- Born: Mohamed Naguib Mohamed Hagras June 1, 1932 Ikhtab, Aga, Dakahliya, Egypt
- Died: October 24, 1978 (aged 46)

= Naguib Surur =

Egyptian poet, playwright, actor and critic

Naguib Surur (نجيب سرور; born 1 June 1932 - 24 October 1978) was an Egyptian poet, playwright, actor and critic.
==Career==
One of his most successful folk-themed plays, "Yasin and Bahiyah," was staged by Karam Motawea in 1964 at the Masrah al-Jayb (Pocket Theatre) in Cairo. It incorporated the traditional Egyptian folk story-telling device of the sha'ir al-rababah (poet of the rababa), who plays the simple one-stringed instrument to accompany his tale. The tragic play deals with a class struggle between the oppressed peasant farmers (fellahin) of a Delta village, Bahut, who rise up against the feudal pasha (unnamed) in order variously to protect their land rights (Yasin's father), the honor of his betrothed (Yasin), and their crops from being expropriated by the Pasha's goons (the entire village).
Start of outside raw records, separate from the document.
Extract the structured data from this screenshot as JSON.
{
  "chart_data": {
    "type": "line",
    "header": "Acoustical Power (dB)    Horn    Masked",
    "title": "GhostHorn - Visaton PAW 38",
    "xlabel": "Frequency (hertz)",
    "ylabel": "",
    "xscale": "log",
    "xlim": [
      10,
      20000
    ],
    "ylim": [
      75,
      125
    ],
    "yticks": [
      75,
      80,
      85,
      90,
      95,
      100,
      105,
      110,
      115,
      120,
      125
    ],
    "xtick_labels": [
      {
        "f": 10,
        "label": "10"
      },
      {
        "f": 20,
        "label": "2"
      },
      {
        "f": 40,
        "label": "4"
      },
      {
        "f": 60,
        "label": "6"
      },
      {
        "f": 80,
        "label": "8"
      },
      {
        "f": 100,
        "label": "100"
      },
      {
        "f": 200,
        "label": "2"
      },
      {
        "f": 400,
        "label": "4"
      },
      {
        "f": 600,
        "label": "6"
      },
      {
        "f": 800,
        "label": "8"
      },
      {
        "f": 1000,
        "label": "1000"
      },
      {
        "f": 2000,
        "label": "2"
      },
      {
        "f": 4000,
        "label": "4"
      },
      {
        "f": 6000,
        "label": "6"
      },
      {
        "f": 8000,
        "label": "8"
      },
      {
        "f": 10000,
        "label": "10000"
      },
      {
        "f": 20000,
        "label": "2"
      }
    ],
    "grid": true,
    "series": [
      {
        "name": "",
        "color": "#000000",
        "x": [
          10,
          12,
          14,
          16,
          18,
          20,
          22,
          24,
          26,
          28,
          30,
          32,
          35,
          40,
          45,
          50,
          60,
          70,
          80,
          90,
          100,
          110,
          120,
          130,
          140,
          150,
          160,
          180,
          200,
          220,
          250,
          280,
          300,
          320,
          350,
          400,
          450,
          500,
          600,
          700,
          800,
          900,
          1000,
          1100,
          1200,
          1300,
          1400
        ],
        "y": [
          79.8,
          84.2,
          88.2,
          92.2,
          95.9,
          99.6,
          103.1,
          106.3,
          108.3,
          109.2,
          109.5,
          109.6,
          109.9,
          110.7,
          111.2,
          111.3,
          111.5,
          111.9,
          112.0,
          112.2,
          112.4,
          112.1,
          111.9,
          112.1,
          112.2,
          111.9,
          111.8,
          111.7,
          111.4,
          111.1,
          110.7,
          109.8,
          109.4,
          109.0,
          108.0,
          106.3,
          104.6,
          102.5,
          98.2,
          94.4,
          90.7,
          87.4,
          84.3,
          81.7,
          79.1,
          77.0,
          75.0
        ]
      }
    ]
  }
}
The central love story involves young fellah Yasin and his cousin Bahiyah, whose marriage plans are frustrated year after year. Yasin is finally shot and killed, and Bahiyah awaits the return of his spirit in the form of a dove or butterfly, accordingly to the folk tradition.
==Selected works==
His best-known poem 'Kuss Ummiyyat', written after the 1967 Arab-Israeli war, veered between expletives and lyricism in a savage attack on the corruption of society and state in the Nasser regime. Circulating but never published in his lifetime, it was partly posted on the web by his son, Shohdy Surur, in 2001: arrested and sentenced to one year's imprisonment, Shohdy left the country before his appeal hearing in 2002.